Maybe the torque.I am still looking for an armature or a complete unit.So,no updates yet.


----------



## shamoo (Nov 6, 2008)

Did you google "Minn Kota 3 hp trolling motor" Try it, it might help you out.


----------



## ben2go (Nov 6, 2008)

Yea I been all over google like a broke hooker.That's how I found Bob Ridgway at Ridgway Marine.The 3HP was only made 2 years and it wasn't a very popular model.


----------



## ben2go (Nov 7, 2008)

Found an armature but the brushes are no longer available.I don't think the unit is worth the money.The armature is available by special order at $93.95 + shipping.I still haven't been able to test the circuit board to be sure that it wasn't damaged when I tried to test the unit when I got it.Maybe I will luck up and find a good used unit or a unit that is damaged with a good armature.


----------



## rcgreat (Nov 8, 2008)

Ben, Do you have exact measurements of the mtor brushes. I work on power wheelchairs and have access to alot of different brushes. Maybe I can match some up that will work on your motor. Do your brushes have shunts (wire sticking out the back side)?


----------



## ben2go (Nov 8, 2008)

rcgreat said:


> Ben, Do you have exact measurements of the mtor brushes.
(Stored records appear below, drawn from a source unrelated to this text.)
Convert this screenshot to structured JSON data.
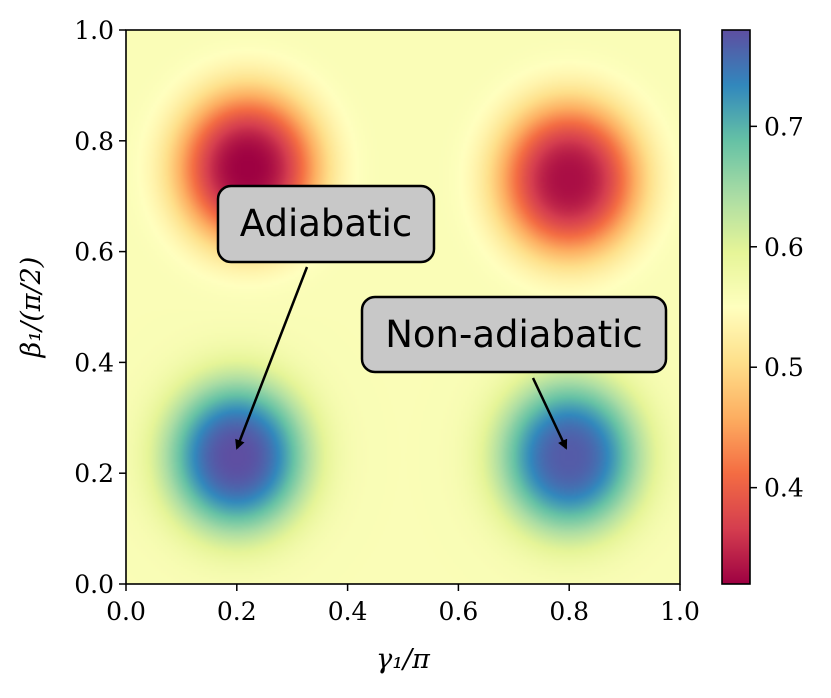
{
  "chart_data": {
    "type": "heatmap",
    "title": "",
    "xlabel": "γ₁/π",
    "ylabel": "β₁/(π/2)",
    "xlim": [
      0.0,
      1.0
    ],
    "ylim": [
      0.0,
      1.0
    ],
    "xticks": [
      "0.0",
      "0.2",
      "0.4",
      "0.6",
      "0.8",
      "1.0"
    ],
    "yticks": [
      "0.0",
      "0.2",
      "0.4",
      "0.6",
      "0.8",
      "1.0"
    ],
    "colormap": "Spectral",
    "colorbar": {
      "range": [
        0.32,
        0.78
      ],
      "ticks": [
        "0.4",
        "0.5",
        "0.6",
        "0.7"
      ],
      "tick_values": [
        0.4,
        0.5,
        0.6,
        0.7
      ]
    },
    "field": {
      "description_of_extrema": "two maxima near (0.2,0.23) and (0.8,0.23); two minima near (0.22,0.75) and (0.8,0.73)",
      "baseline": 0.56,
      "extrema": [
        {
          "x": 0.2,
          "y": 0.23,
          "value": 0.78
        },
        {
          "x": 0.8,
          "y": 0.23,
          "value": 0.77
        },
        {
          "x": 0.22,
          "y": 0.75,
          "value": 0.32
        },
        {
          "x": 0.8,
          "y": 0.73,
          "value": 0.33
        }
      ]
    },
    "annotations": [
      {
        "text": "Adiabatic",
        "target": {
          "x": 0.19,
          "y": 0.24
        }
      },
      {
        "text": "Non-adiabatic",
        "target": {
          "x": 0.795,
          "y": 0.24
        }
      }
    ],
    "grid": false,
    "legend": "none"
  }
}
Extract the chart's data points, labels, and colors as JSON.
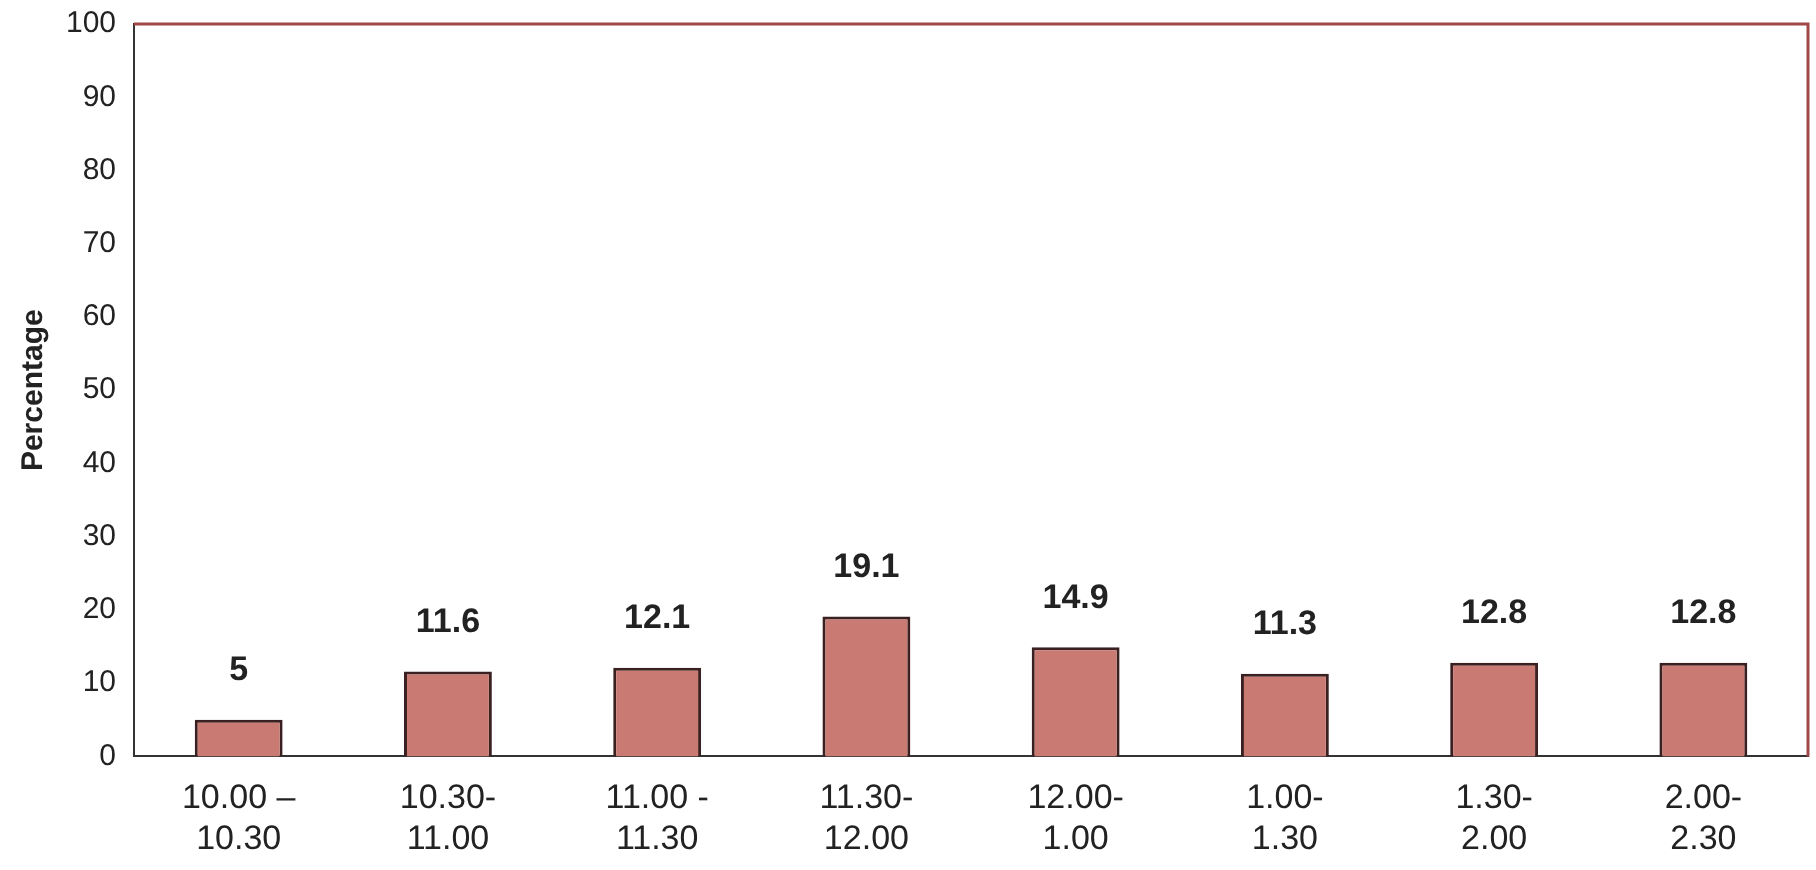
{
  "chart_data": {
    "type": "bar",
    "ylabel": "Percentage",
    "categories": [
      "10.00 –\n10.30",
      "10.30-\n11.00",
      "11.00 -\n11.30",
      "11.30-\n12.00",
      "12.00-\n1.00",
      "1.00-\n1.30",
      "1.30-\n2.00",
      "2.00-\n2.30"
    ],
    "values": [
      5,
      11.6,
      12.1,
      19.1,
      14.9,
      11.3,
      12.8,
      12.8
    ],
    "color": "#c97b73",
    "ylim": [
      0,
      100
    ],
    "yticks": [
      0,
      10,
      20,
      30,
      40,
      50,
      60,
      70,
      80,
      90,
      100
    ],
    "data_labels": true,
    "grid": false,
    "legend": false
  }
}
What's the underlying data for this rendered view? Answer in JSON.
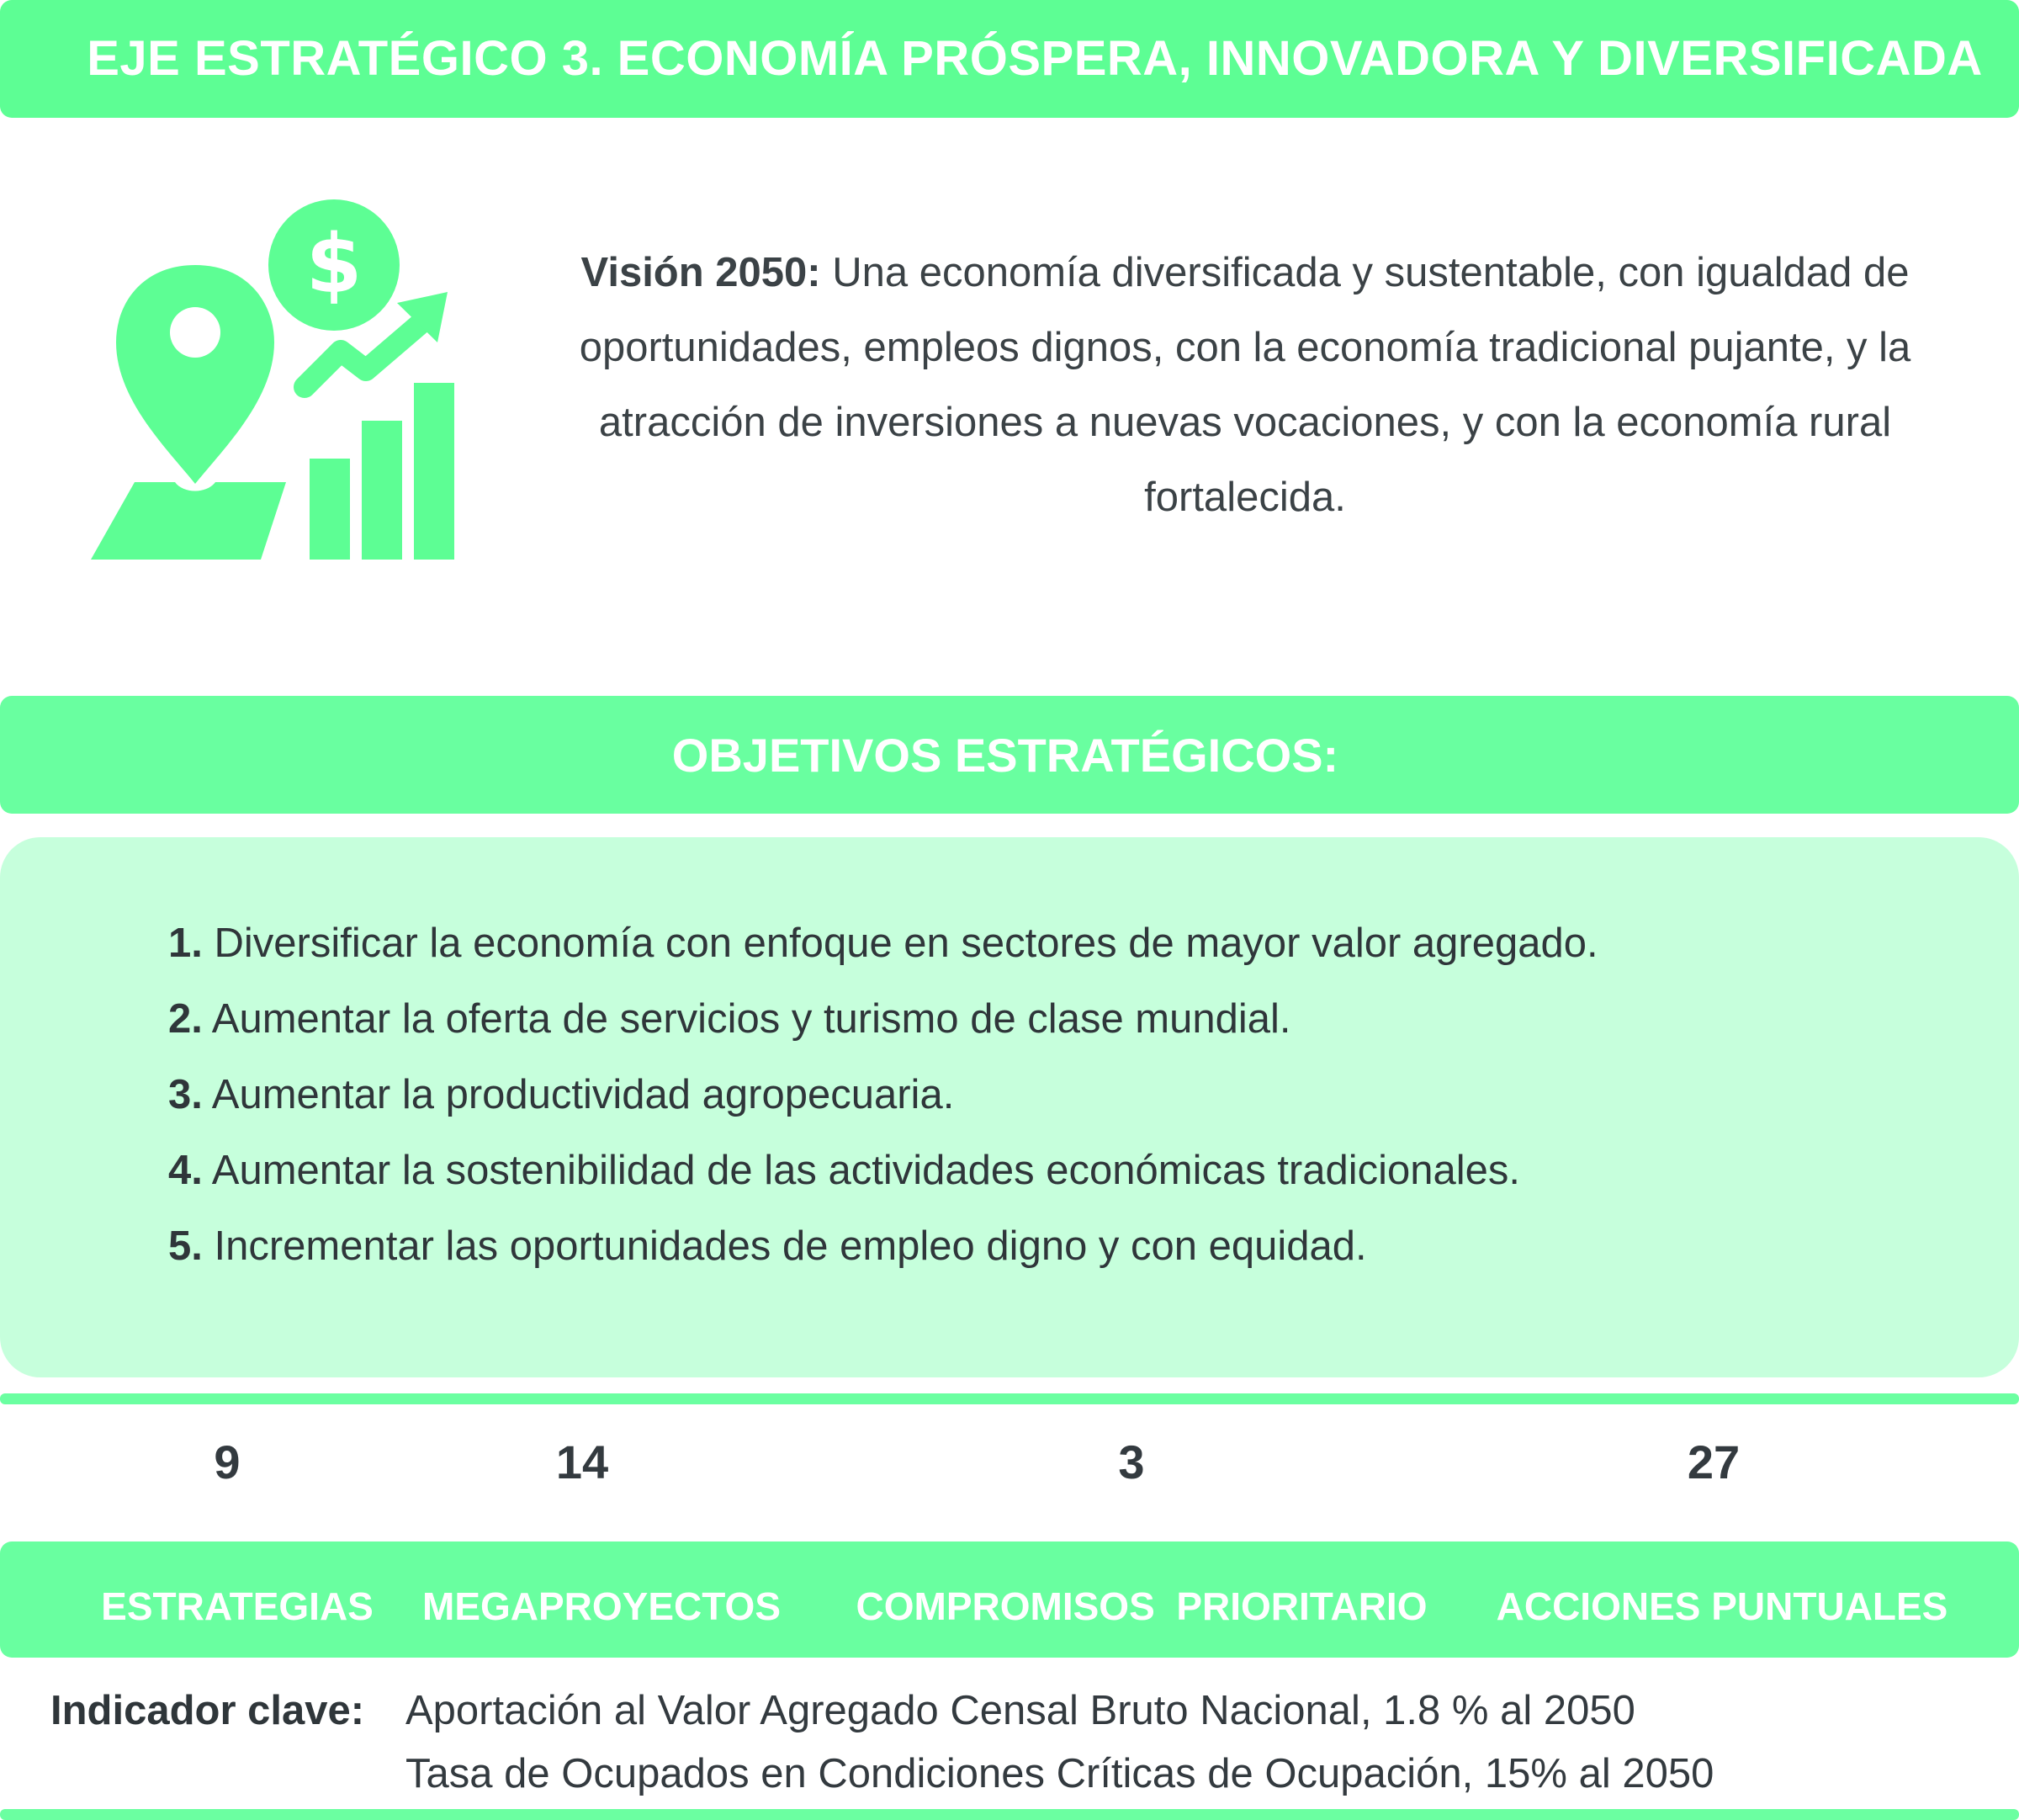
{
  "header": {
    "title": "EJE ESTRATÉGICO 3. ECONOMÍA PRÓSPERA, INNOVADORA Y DIVERSIFICADA"
  },
  "icon": {
    "name": "economy-growth-icon",
    "color": "#5dfe94"
  },
  "vision": {
    "label": "Visión 2050:",
    "text": " Una economía diversificada y sustentable, con igualdad de oportunidades, empleos dignos, con la economía tradicional pujante, y la atracción de inversiones a nuevas vocaciones, y con la economía rural fortalecida."
  },
  "objectives": {
    "title": "OBJETIVOS ESTRATÉGICOS:",
    "items": [
      {
        "num": "1.",
        "text": " Diversificar la economía con enfoque en sectores de mayor valor agregado."
      },
      {
        "num": "2.",
        "text": " Aumentar la oferta de servicios y turismo de clase mundial."
      },
      {
        "num": "3.",
        "text": " Aumentar la productividad agropecuaria."
      },
      {
        "num": "4.",
        "text": " Aumentar la sostenibilidad de las actividades económicas tradicionales."
      },
      {
        "num": "5.",
        "text": " Incrementar las oportunidades de empleo digno y con equidad."
      }
    ]
  },
  "metrics": {
    "counts": [
      "9",
      "14",
      "3",
      "27"
    ],
    "labels": [
      "ESTRATEGIAS",
      "MEGAPROYECTOS",
      "COMPROMISOS  PRIORITARIO",
      "ACCIONES PUNTUALES"
    ]
  },
  "indicator": {
    "label": "Indicador clave:",
    "lines": [
      "Aportación al Valor Agregado Censal Bruto Nacional, 1.8 % al 2050",
      "Tasa de Ocupados en Condiciones Críticas de Ocupación, 15% al 2050"
    ]
  },
  "colors": {
    "accent": "#5dfe94",
    "light": "#c6ffdc",
    "text": "#333a3f"
  }
}
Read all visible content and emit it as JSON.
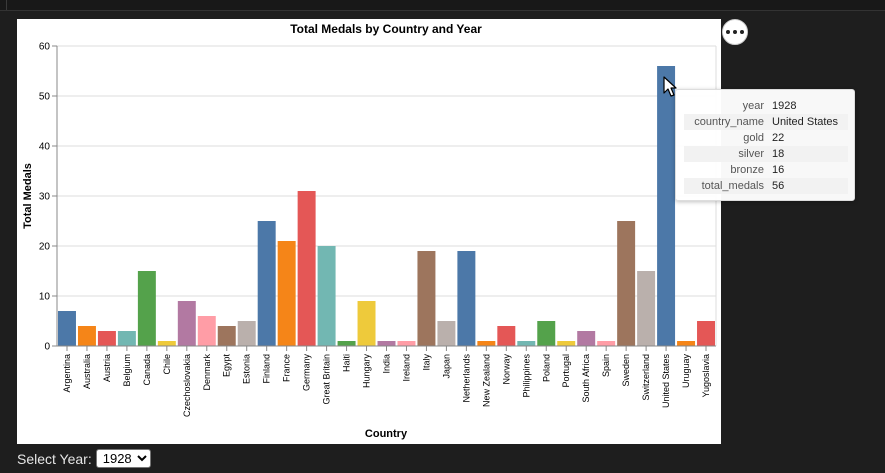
{
  "colors": {
    "page_bg": "#1e1e1e",
    "palette": [
      "#4c78a8",
      "#f58518",
      "#e45756",
      "#72b7b2",
      "#54a24b",
      "#eeca3b",
      "#b279a2",
      "#ff9da6",
      "#9d755d",
      "#bab0ac"
    ]
  },
  "chart_data": {
    "type": "bar",
    "title": "Total Medals by Country and Year",
    "xlabel": "Country",
    "ylabel": "Total Medals",
    "ylim": [
      0,
      60
    ],
    "yticks": [
      0,
      10,
      20,
      30,
      40,
      50,
      60
    ],
    "grid": true,
    "categories": [
      "Argentina",
      "Australia",
      "Austria",
      "Belgium",
      "Canada",
      "Chile",
      "Czechoslovakia",
      "Denmark",
      "Egypt",
      "Estonia",
      "Finland",
      "France",
      "Germany",
      "Great Britain",
      "Haiti",
      "Hungary",
      "India",
      "Ireland",
      "Italy",
      "Japan",
      "Netherlands",
      "New Zealand",
      "Norway",
      "Philippines",
      "Poland",
      "Portugal",
      "South Africa",
      "Spain",
      "Sweden",
      "Switzerland",
      "United States",
      "Uruguay",
      "Yugoslavia"
    ],
    "values": [
      7,
      4,
      3,
      3,
      15,
      1,
      9,
      6,
      4,
      5,
      25,
      21,
      31,
      20,
      1,
      9,
      1,
      1,
      19,
      5,
      19,
      1,
      4,
      1,
      5,
      1,
      3,
      1,
      25,
      15,
      56,
      1,
      5
    ]
  },
  "tooltip": {
    "rows": [
      {
        "key": "year",
        "value": "1928"
      },
      {
        "key": "country_name",
        "value": "United States"
      },
      {
        "key": "gold",
        "value": "22"
      },
      {
        "key": "silver",
        "value": "18"
      },
      {
        "key": "bronze",
        "value": "16"
      },
      {
        "key": "total_medals",
        "value": "56"
      }
    ]
  },
  "controls": {
    "year_label": "Select Year:",
    "year_selected": "1928"
  },
  "icons": {
    "menu": "more-horizontal-icon",
    "cursor": "mouse-pointer-icon"
  }
}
I work on power wheelchairs and have access to alot of different brushes. Maybe I can match some up that will work on your motor. Do your brushes have shunts (wire sticking out the back side)?



I can get the measurements and yes the brushes have really thick braided copper shunts with O ring terminals.Thanks.I'll PM you the measurements when I have them.


----------



## ben2go (Mar 19, 2009)

Update.I waited to long to try and order a new armature for the trolling motor.There no longer available.So now I am seeking out a broken unit with a good armature.There is a mod that uses a weedeater motor and gears to turn it into a gas powered trolling motor.May do that if I can't find an armature.


----------



## huntndeer (Mar 20, 2009)

if you change your mind about parting it out let me know i have a working 3hp but a bent shaft and know way to trim the motor i would be intrested in the shaft


----------



## redbug (Mar 20, 2009)

is the broken part something you can have fabricated???
I think i have a 3hp motor at my cabin might want o look at the gas motor mod myself

Wayne


----------



## ben2go (Mar 21, 2009)

huntndeer said:


> if you change your mind about parting it out let me know i have a working 3hp but a bent shaft and know way to trim the motor i would be intrested in the shaft



I will let you know.My shaft is pressed into the motor housing.There is 3 different models of the 3HP.





redbug said:


> is the broken part something you can have fabricated???
> I think i have a 3hp motor at my cabin might want o look at the gas motor mod myself
> 
> Wayne



No the armature can't be fabricated.Well,it could be but at an astronomical price.The motor took a hard prop strike and knocked the commutator into the brushes.I tried pressing it back into the windings but just ruined them.I thought about having the armature rewound but that is as much as a new trolling motor.


----------